ChristophReich1996 / Swin-Transformer-V2

PyTorch reimplementation of the paper "Swin Transformer V2: Scaling Up Capacity and Resolution" [CVPR 2022].
https://arxiv.org/abs/2111.09883
MIT License
173 stars 14 forks source link

Problems encountered #3

Closed Breeze-Zero closed 2 years ago

Breeze-Zero commented 2 years ago

Hello, I have encountered some small problems when using SwinV2 these days. I would like to get your answers here.

  1. when my input size is small, such as 96*96, window_szie=8, will appear https://github.com/ChristophReich1996/Swin-Transformer-V2/blob/cff3824f5d75dfd93553867efcf53562c24dd555/swin_transformer_v2/model_parts.py#L289 RuntimeError: view size is not compatible with input tensor's size and stride (at least one dimension spans across two contiguous subspaces). Use .reshape(...) instead.

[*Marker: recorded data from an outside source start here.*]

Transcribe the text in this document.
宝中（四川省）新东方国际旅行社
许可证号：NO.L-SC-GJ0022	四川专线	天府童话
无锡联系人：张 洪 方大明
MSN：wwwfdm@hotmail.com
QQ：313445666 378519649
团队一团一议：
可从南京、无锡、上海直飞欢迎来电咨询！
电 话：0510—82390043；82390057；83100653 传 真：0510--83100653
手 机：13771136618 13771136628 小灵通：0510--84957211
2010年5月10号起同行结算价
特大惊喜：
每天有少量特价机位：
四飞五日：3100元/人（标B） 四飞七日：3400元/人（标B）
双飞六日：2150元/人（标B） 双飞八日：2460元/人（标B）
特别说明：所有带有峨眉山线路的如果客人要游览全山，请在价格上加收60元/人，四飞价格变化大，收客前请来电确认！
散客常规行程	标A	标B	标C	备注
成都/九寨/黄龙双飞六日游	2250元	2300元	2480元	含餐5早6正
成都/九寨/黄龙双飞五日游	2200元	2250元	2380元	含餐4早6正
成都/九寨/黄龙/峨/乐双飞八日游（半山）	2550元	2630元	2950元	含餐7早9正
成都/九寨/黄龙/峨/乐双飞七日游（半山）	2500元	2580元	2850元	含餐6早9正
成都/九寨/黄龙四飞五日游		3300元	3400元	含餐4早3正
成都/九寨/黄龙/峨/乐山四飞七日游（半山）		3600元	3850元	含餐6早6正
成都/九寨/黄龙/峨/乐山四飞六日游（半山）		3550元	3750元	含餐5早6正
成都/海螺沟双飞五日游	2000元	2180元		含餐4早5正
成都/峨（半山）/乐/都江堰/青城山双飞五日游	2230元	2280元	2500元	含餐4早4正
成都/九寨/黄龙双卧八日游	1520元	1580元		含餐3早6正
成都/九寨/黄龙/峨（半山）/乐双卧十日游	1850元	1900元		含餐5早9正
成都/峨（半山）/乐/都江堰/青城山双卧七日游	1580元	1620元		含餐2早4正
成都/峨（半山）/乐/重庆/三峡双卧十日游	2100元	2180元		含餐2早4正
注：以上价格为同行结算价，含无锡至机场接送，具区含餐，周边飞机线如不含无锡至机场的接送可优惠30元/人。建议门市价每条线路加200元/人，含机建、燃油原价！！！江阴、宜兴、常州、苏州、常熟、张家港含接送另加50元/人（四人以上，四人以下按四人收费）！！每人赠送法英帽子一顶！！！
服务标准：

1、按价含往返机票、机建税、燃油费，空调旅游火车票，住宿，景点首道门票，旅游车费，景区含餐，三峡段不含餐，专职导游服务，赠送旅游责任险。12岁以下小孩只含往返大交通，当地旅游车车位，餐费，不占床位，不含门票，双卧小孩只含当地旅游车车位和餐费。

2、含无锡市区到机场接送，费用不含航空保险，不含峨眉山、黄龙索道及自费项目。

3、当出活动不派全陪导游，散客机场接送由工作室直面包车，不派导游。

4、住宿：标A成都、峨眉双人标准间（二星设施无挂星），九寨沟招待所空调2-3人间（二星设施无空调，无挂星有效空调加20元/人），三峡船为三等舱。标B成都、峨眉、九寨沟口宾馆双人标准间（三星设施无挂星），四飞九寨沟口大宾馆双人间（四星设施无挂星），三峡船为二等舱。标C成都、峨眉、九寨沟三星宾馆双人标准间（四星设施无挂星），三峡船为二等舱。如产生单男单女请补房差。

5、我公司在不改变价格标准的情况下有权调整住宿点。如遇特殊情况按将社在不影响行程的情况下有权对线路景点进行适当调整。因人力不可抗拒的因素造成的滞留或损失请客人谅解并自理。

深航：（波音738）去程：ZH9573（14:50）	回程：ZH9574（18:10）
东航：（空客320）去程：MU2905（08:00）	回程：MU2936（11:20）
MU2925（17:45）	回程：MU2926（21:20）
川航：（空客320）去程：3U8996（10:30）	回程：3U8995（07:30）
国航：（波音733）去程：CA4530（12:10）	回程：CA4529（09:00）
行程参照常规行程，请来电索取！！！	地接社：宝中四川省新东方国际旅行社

  2. In this paper, sequential self-attention calculation is used to save GPU memory, but in large-size image application, I set Sequential_self_attention =True, which will result in OOM. Set Sequential_self_attention =False does not.

  3. when i update the code https://github.com/ChristophReich1996/Swin-Transformer-V2/blob/cff3824f5d75dfd93553867efcf53562c24dd555/swin_transformer_v2/model_parts.py#L207,GPU memory usage also soared further.

I am currently experimenting with the application of swinV2, an efficient and memory saving network, to 3D data, therefore pay more attention to the occupation problem on the display memory.

ChristophReich1996 commented 2 years ago

Hi @834799106,

Thanks for your interest in my reimplementation, and thanks for pointing out these issues. Feel free to leave a star there if you liked the code :)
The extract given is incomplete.